— Deixai que vos ajude — suplicou Aliocha.
— A tua presença é mais necessária lá, onde não há paz, e tu estarás de vigília enquanto serves o almoço. Se os demônios se agitarem, reza uma oração. E é preciso que saibas, meu filho — gostava de o chamar assim — que não está aqui o teu futuro. Assim que Deus se digne chamar-me à Sua presença, abandona o mosteiro e parte logo.
O jovem vacilava.
— Que tens? Não é este o teu lugar por agora. Abençoo-te pelas boas obras que realizarás neste século. Espera-te uma grande peregrinação. Terás de te casar e de sofrer grandes provas antes de voltares aqui; mas não duvido de ti, sei que te envio fortalecido. Cristo acompanha-te; sê-lhe fiel e não te abandonará. No meio das tuas desgraças, sentir-te-ás ditoso. É esta a minha derradeira mensagem; procura a felicidade nas tuas penas e trabalha, trabalha sem descanso. Não esqueças as minhas palavras pois que, embora tenha ocasião de voltar a falar contigo, sei que não só os meus dias, mas também as minhas horas estão contadas.
O rosto de Aliocha mostrou nova perturbação e os lábios tremeram-lhe.
— Mas que se passa contigo? — perguntou o Presbítero sorrindo bondosamente. — É natural que os leigos chorem os seus mortos, mas nós temos que nos regozijar quando um padre empreende a última viagem, e rogar por ele. Deixa-me, que tenho de fazer as minhas orações. Anda, corre e não percas de vista os teus irmãos; não a um só, mas aos dois.
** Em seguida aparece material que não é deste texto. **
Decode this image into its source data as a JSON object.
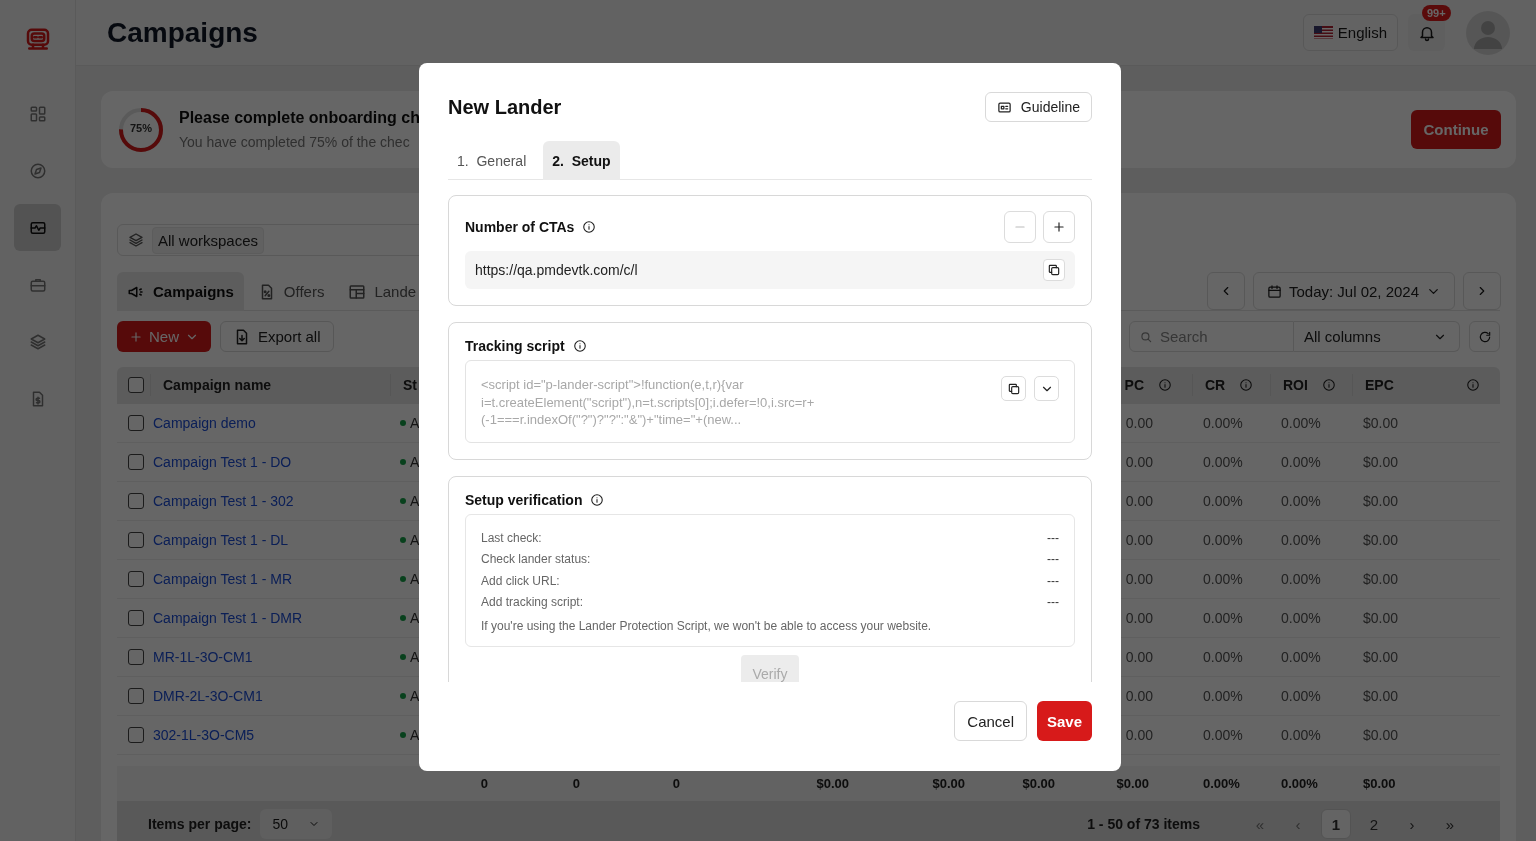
{
  "sidebar": {
    "items": [
      {
        "kind": "grid",
        "selected": false
      },
      {
        "kind": "compass",
        "selected": false
      },
      {
        "kind": "activity",
        "selected": true
      },
      {
        "kind": "briefcase",
        "selected": false
      },
      {
        "kind": "layers",
        "selected": false
      },
      {
        "kind": "invoice",
        "selected": false
      }
    ]
  },
  "header": {
    "title": "Campaigns",
    "language": "English",
    "notification_badge": "99+"
  },
  "onboarding": {
    "progress_label": "75%",
    "level": 0.75,
    "title": "Please complete onboarding ch",
    "subtitle": "You have completed 75% of the chec",
    "button": "Continue"
  },
  "workspace": "All workspaces",
  "tabs": [
    {
      "label": "Campaigns",
      "kind": "megaphone",
      "selected": true
    },
    {
      "label": "Offers",
      "kind": "percent",
      "selected": false
    },
    {
      "label": "Lande",
      "kind": "layout",
      "selected": false
    }
  ],
  "toolbar": {
    "new": "New",
    "export": "Export all",
    "date": "Today: Jul 02, 2024",
    "search_placeholder": "Search",
    "columns_filter": "All columns"
  },
  "table": {
    "columns": [
      {
        "label": "Campaign name",
        "info": false
      },
      {
        "label": "St",
        "info": false
      },
      {
        "label": "PC",
        "info": true
      },
      {
        "label": "CR",
        "info": true
      },
      {
        "label": "ROI",
        "info": true
      },
      {
        "label": "EPC",
        "info": true
      }
    ],
    "rows": [
      {
        "checked": false,
        "name": "Campaign demo",
        "status": "A",
        "cpc": "0.00",
        "cr": "0.00%",
        "roi": "0.00%",
        "epc": "$0.00"
      },
      {
        "checked": false,
        "name": "Campaign Test 1 - DO",
        "status": "A",
        "cpc": "0.00",
        "cr": "0.00%",
        "roi": "0.00%",
        "epc": "$0.00"
      },
      {
        "checked": false,
        "name": "Campaign Test 1 - 302",
        "status": "A",
        "cpc": "0.00",
        "cr": "0.00%",
        "roi": "0.00%",
        "epc": "$0.00"
      },
      {
        "checked": false,
        "name": "Campaign Test 1 - DL",
        "status": "A",
        "cpc": "0.00",
        "cr": "0.00%",
        "roi": "0.00%",
        "epc": "$0.00"
      },
      {
        "checked": false,
        "name": "Campaign Test 1 - MR",
        "status": "A",
        "cpc": "0.00",
        "cr": "0.00%",
        "roi": "0.00%",
        "epc": "$0.00"
      },
      {
        "checked": false,
        "name": "Campaign Test 1 - DMR",
        "status": "A",
        "cpc": "0.00",
        "cr": "0.00%",
        "roi": "0.00%",
        "epc": "$0.00"
      },
      {
        "checked": false,
        "name": "MR-1L-3O-CM1",
        "status": "A",
        "cpc": "0.00",
        "cr": "0.00%",
        "roi": "0.00%",
        "epc": "$0.00"
      },
      {
        "checked": false,
        "name": "DMR-2L-3O-CM1",
        "status": "A",
        "cpc": "0.00",
        "cr": "0.00%",
        "roi": "0.00%",
        "epc": "$0.00"
      },
      {
        "checked": false,
        "name": "302-1L-3O-CM5",
        "status": "A",
        "cpc": "0.00",
        "cr": "0.00%",
        "roi": "0.00%",
        "epc": "$0.00"
      }
    ],
    "select_all_checked": false,
    "totals": [
      "0",
      "0",
      "0",
      "$0.00",
      "$0.00",
      "$0.00",
      "$0.00",
      "0.00%",
      "0.00%",
      "$0.00"
    ]
  },
  "footer": {
    "items_per_page_label": "Items per page:",
    "page_size": "50",
    "range": "1 - 50 of 73 items",
    "first": {
      "label": "«",
      "disabled": true
    },
    "previous": {
      "label": "‹",
      "disabled": true
    },
    "pages": [
      {
        "label": "1",
        "selected": true
      },
      {
        "label": "2",
        "selected": false
      }
    ],
    "next": {
      "label": "›",
      "disabled": false
    },
    "last": {
      "label": "»",
      "disabled": false
    }
  },
  "modal": {
    "title": "New Lander",
    "guideline": "Guideline",
    "steps": [
      {
        "number": "1.",
        "label": "General",
        "selected": false
      },
      {
        "number": "2.",
        "label": "Setup",
        "selected": true
      }
    ],
    "ctas": {
      "title": "Number of CTAs",
      "minus_disabled": true,
      "url": "https://qa.pmdevtk.com/c/l"
    },
    "tracking": {
      "title": "Tracking script",
      "script_lines": [
        "<script id=\"p-lander-script\">!function(e,t,r){var",
        "i=t.createElement(\"script\"),n=t.scripts[0];i.defer=!0,i.src=r+",
        "(-1===r.indexOf(\"?\")?\"?\":\"&\")+\"time=\"+(new..."
      ]
    },
    "verification": {
      "title": "Setup verification",
      "checks": [
        {
          "label": "Last check:",
          "value": "---"
        },
        {
          "label": "Check lander status:",
          "value": "---"
        },
        {
          "label": "Add click URL:",
          "value": "---"
        },
        {
          "label": "Add tracking script:",
          "value": "---"
        }
      ],
      "note": "If you're using the Lander Protection Script, we won't be able to access your website.",
      "verify": "Verify",
      "verify_disabled": true
    },
    "cancel": "Cancel",
    "save": "Save"
  }
}
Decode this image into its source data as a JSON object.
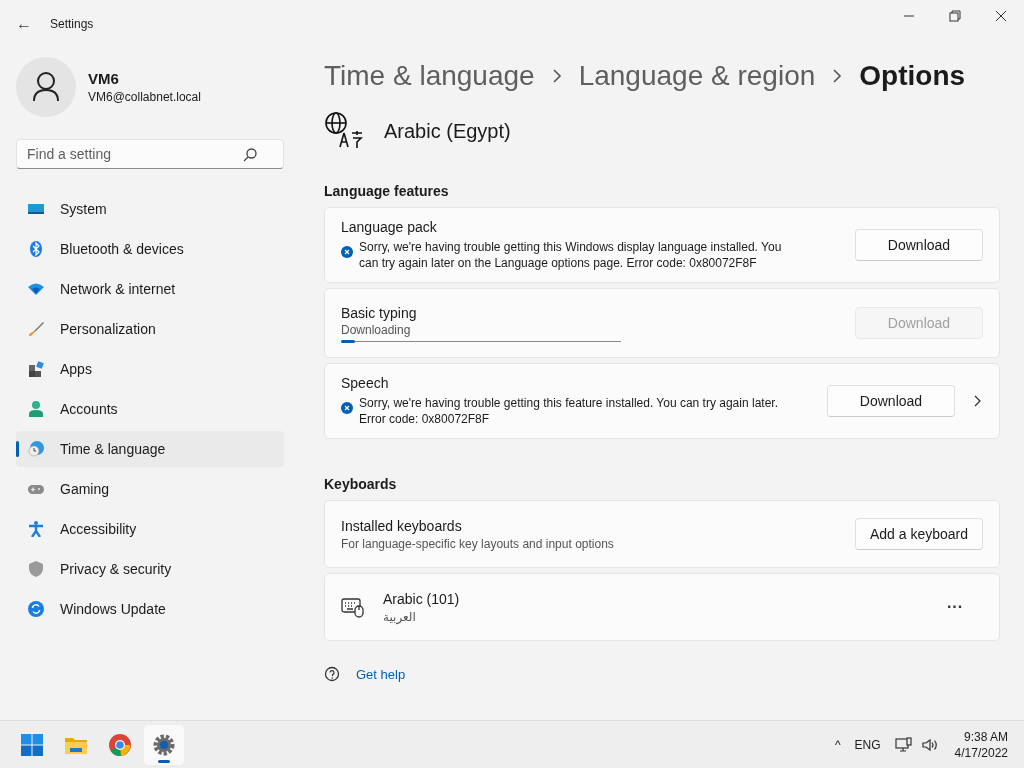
{
  "window": {
    "title": "Settings",
    "back": "←"
  },
  "profile": {
    "name": "VM6",
    "email": "VM6@collabnet.local"
  },
  "search": {
    "placeholder": "Find a setting"
  },
  "sidebar": {
    "items": [
      {
        "label": "System",
        "kind": "system",
        "selected": false
      },
      {
        "label": "Bluetooth & devices",
        "kind": "bluetooth",
        "selected": false
      },
      {
        "label": "Network & internet",
        "kind": "network",
        "selected": false
      },
      {
        "label": "Personalization",
        "kind": "brush",
        "selected": false
      },
      {
        "label": "Apps",
        "kind": "apps",
        "selected": false
      },
      {
        "label": "Accounts",
        "kind": "accounts",
        "selected": false
      },
      {
        "label": "Time & language",
        "kind": "time",
        "selected": true
      },
      {
        "label": "Gaming",
        "kind": "gaming",
        "selected": false
      },
      {
        "label": "Accessibility",
        "kind": "accessibility",
        "selected": false
      },
      {
        "label": "Privacy & security",
        "kind": "privacy",
        "selected": false
      },
      {
        "label": "Windows Update",
        "kind": "update",
        "selected": false
      }
    ]
  },
  "breadcrumb": [
    {
      "label": "Time & language",
      "current": false
    },
    {
      "label": "Language & region",
      "current": false
    },
    {
      "label": "Options",
      "current": true
    }
  ],
  "language": {
    "name": "Arabic (Egypt)"
  },
  "language_features": {
    "title": "Language features",
    "items": [
      {
        "kind": "error",
        "title": "Language pack",
        "message": "Sorry, we're having trouble getting this Windows display language installed. You can try again later on the Language options page. Error code: 0x80072F8F",
        "button": "Download",
        "disabled": false,
        "chevron": false
      },
      {
        "kind": "progress",
        "title": "Basic typing",
        "status": "Downloading",
        "level": 0.05,
        "button": "Download",
        "disabled": true,
        "chevron": false
      },
      {
        "kind": "error",
        "title": "Speech",
        "message": "Sorry, we're having trouble getting this feature installed. You can try again later. Error code: 0x80072F8F",
        "button": "Download",
        "disabled": false,
        "chevron": true
      }
    ]
  },
  "keyboards": {
    "title": "Keyboards",
    "installed": {
      "title": "Installed keyboards",
      "subtitle": "For language-specific key layouts and input options",
      "button": "Add a keyboard"
    },
    "items": [
      {
        "name": "Arabic (101)",
        "native": "العربية",
        "more": "···"
      }
    ]
  },
  "help": {
    "label": "Get help"
  },
  "taskbar": {
    "apps": [
      {
        "kind": "start",
        "selected": false
      },
      {
        "kind": "explorer",
        "selected": false
      },
      {
        "kind": "chrome",
        "selected": false
      },
      {
        "kind": "settings",
        "selected": true
      }
    ],
    "tray": {
      "chevron": "^",
      "language": "ENG",
      "time": "9:38 AM",
      "date": "4/17/2022"
    }
  }
}
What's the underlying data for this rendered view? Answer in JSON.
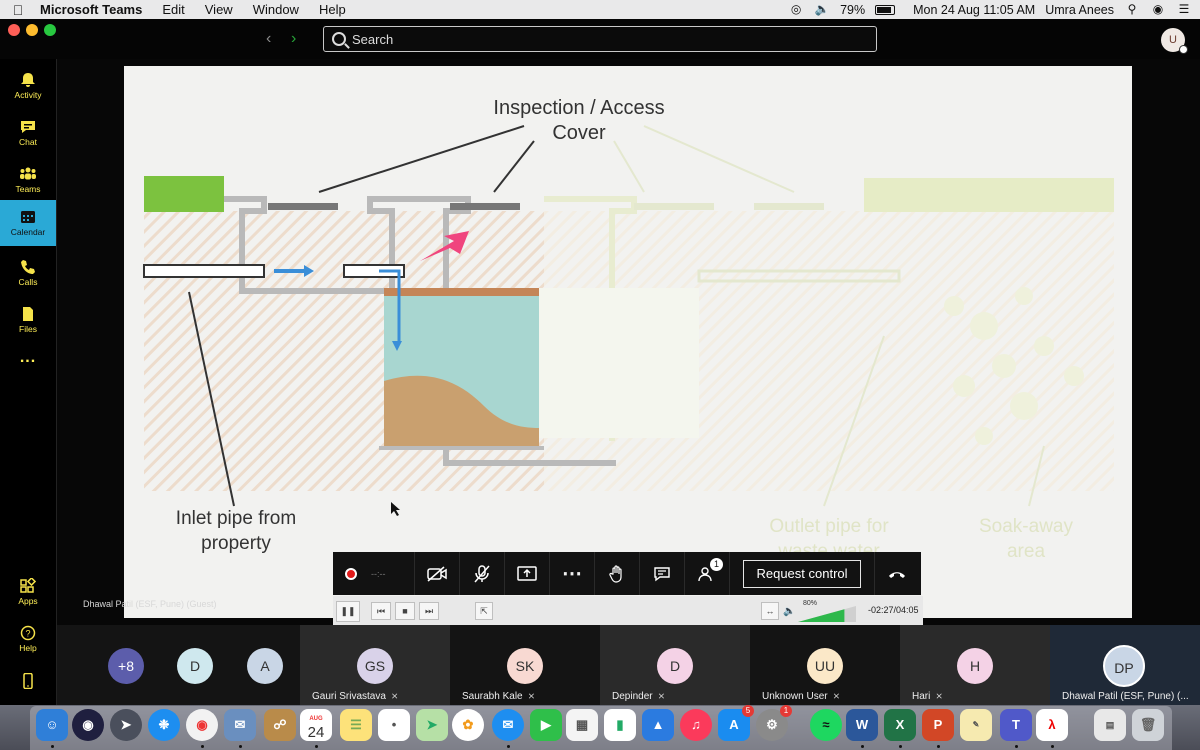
{
  "menubar": {
    "app_name": "Microsoft Teams",
    "menus": [
      "Edit",
      "View",
      "Window",
      "Help"
    ],
    "battery": "79%",
    "datetime": "Mon 24 Aug  11:05 AM",
    "user": "Umra Anees"
  },
  "titlebar": {
    "search_placeholder": "Search",
    "user_initial": "U"
  },
  "sidebar": {
    "items": [
      {
        "label": "Activity",
        "icon": "bell-icon"
      },
      {
        "label": "Chat",
        "icon": "chat-icon"
      },
      {
        "label": "Teams",
        "icon": "teams-icon"
      },
      {
        "label": "Calendar",
        "icon": "calendar-icon",
        "active": true
      },
      {
        "label": "Calls",
        "icon": "phone-icon"
      },
      {
        "label": "Files",
        "icon": "file-icon"
      },
      {
        "label": "...",
        "icon": "more-icon"
      },
      {
        "label": "Apps",
        "icon": "apps-icon"
      },
      {
        "label": "Help",
        "icon": "help-icon"
      }
    ],
    "accent": "#f5e24a",
    "active_bg": "#2aa9d6"
  },
  "slide": {
    "label_cover_1": "Inspection / Access",
    "label_cover_2": "Cover",
    "label_inlet_1": "Inlet pipe from",
    "label_inlet_2": "property",
    "label_outlet_1": "Outlet pipe for",
    "label_outlet_2": "waste water",
    "label_soak_1": "Soak-away",
    "label_soak_2": "area"
  },
  "presenter": "Dhawal Patil (ESF, Pune) (Guest)",
  "call_controls": {
    "timer": "--:--",
    "participants_badge": "1",
    "request_control": "Request control"
  },
  "media_bar": {
    "volume": "80%",
    "volume_fraction": 0.8,
    "time": "-02:27/04:05"
  },
  "participants": {
    "overflow": "+8",
    "tiles": [
      {
        "initials": "D",
        "color": "#cfe8ee",
        "name": ""
      },
      {
        "initials": "A",
        "color": "#c9d6e6",
        "name": ""
      },
      {
        "initials": "GS",
        "color": "#d9d2e9",
        "name": "Gauri Srivastava"
      },
      {
        "initials": "SK",
        "color": "#f8d9d2",
        "name": "Saurabh Kale"
      },
      {
        "initials": "D",
        "color": "#f4d2e6",
        "name": "Depinder"
      },
      {
        "initials": "UU",
        "color": "#fbe8c8",
        "name": "Unknown User"
      },
      {
        "initials": "H",
        "color": "#f4d2e6",
        "name": "Hari"
      },
      {
        "initials": "DP",
        "color": "#c9d6e6",
        "name": "Dhawal Patil (ESF, Pune) (..."
      }
    ]
  },
  "dock": {
    "calendar_day": "24",
    "calendar_month": "AUG",
    "appstore_badge": "5",
    "settings_badge": "1"
  }
}
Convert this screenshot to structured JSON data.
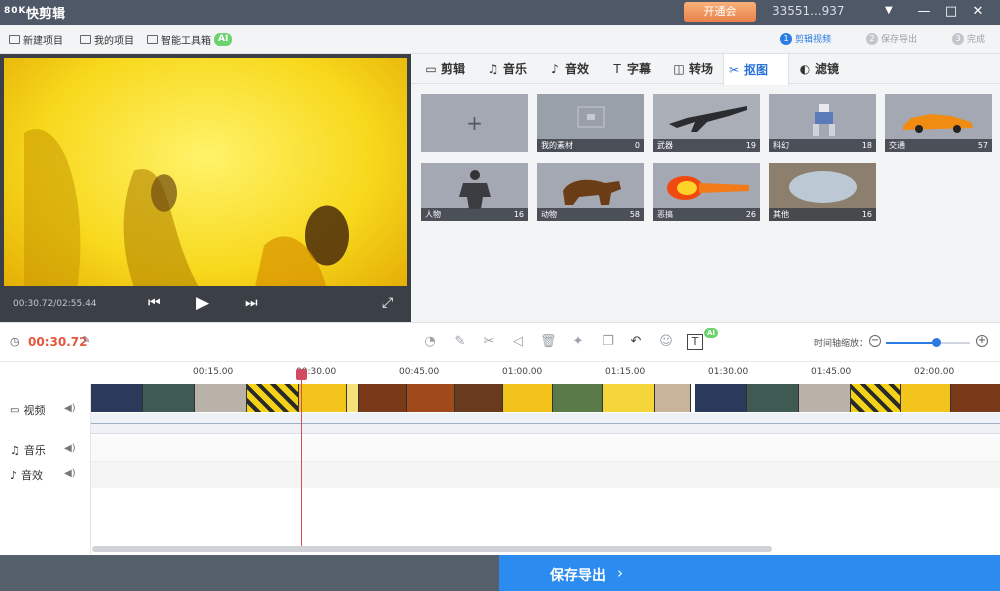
{
  "app": {
    "logo": "80K",
    "title": "快剪辑"
  },
  "titlebar": {
    "vip_label": "开通会",
    "user": "33551...937",
    "dropdown": "▼",
    "minimize": "—",
    "maximize": "□",
    "close": "✕"
  },
  "toolbar": {
    "new_project": "新建项目",
    "my_projects": "我的项目",
    "smart_toolbox": "智能工具箱",
    "ai_badge": "AI",
    "steps": [
      {
        "num": "1",
        "label": "剪辑视频"
      },
      {
        "num": "2",
        "label": "保存导出"
      },
      {
        "num": "3",
        "label": "完成"
      }
    ]
  },
  "player": {
    "time": "00:30.72/02:55.44",
    "prev": "⏮",
    "play": "▶",
    "next": "⏭",
    "fullscreen": "⤢"
  },
  "tabs": [
    {
      "icon": "▭",
      "label": "剪辑"
    },
    {
      "icon": "♫",
      "label": "音乐"
    },
    {
      "icon": "♪",
      "label": "音效"
    },
    {
      "icon": "T",
      "label": "字幕"
    },
    {
      "icon": "◫",
      "label": "转场"
    },
    {
      "icon": "✂",
      "label": "抠图"
    },
    {
      "icon": "◐",
      "label": "滤镜"
    }
  ],
  "active_tab": "抠图",
  "library": {
    "add_symbol": "+",
    "tiles": [
      {
        "name": "我的素材",
        "count": "0"
      },
      {
        "name": "武器",
        "count": "19"
      },
      {
        "name": "科幻",
        "count": "18"
      },
      {
        "name": "交通",
        "count": "57"
      },
      {
        "name": "人物",
        "count": "16"
      },
      {
        "name": "动物",
        "count": "58"
      },
      {
        "name": "恶搞",
        "count": "26"
      },
      {
        "name": "其他",
        "count": "16"
      }
    ]
  },
  "timeline": {
    "current_time": "00:30.72",
    "zoom_label": "时间轴缩放：",
    "zoom_level": 0.6,
    "zoom_minus": "−",
    "zoom_plus": "+",
    "ai_badge": "AI",
    "ruler": [
      "00:15.00",
      "00:30.00",
      "00:45.00",
      "01:00.00",
      "01:15.00",
      "01:30.00",
      "01:45.00",
      "02:00.00"
    ],
    "tracks": {
      "video": "视频",
      "music": "音乐",
      "sfx": "音效"
    }
  },
  "export": {
    "label": "保存导出",
    "chevron": "›"
  },
  "colors": {
    "accent": "#2a7be4",
    "time_red": "#e4573c",
    "playhead": "#d24b60",
    "titlebar": "#4f5867"
  }
}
O ancião ergueu a mão direita para o abençoar. Aliocha dispôs-se a obedecer sem protestar, por grande que fosse o desejo de ficar. Também ardia por lhe perguntar o significado da profunda saudação feita a Dmitri. Tinha a pergunta na ponta da língua, mas não se atrevia a formulá-la ao pensar que o ancião a teria explicado já espontaneamente se não tivesse vontade de ocultá-la. Mas aquela ação impressionou Aliocha de uma maneira terrível, fazendo-o crer cegamente no seu significado misterioso. Misterioso e talvez espantoso.
Ao passar pelo muro do eremitério, apressando-se para chegar a tempo de servir o almoço ao Hegúmeno, Aliocha sentiu que o coração se lhe oprimia de angústia e teve de parar um momento. Cruzavam-lhe a memória as palavras do Padre Zossima predizendo a sua própria morte. Não podia deixar de cumprir-se uma predição tão rotunda, estava fora de dúvida! E que seria de si então, sem poder ver ou ouvir o seu mestre? Onde iria, que faria se o proibira de chorar, se o mandara abandonar o mosteiro? Senhor, quem dera não sentir tal tristeza!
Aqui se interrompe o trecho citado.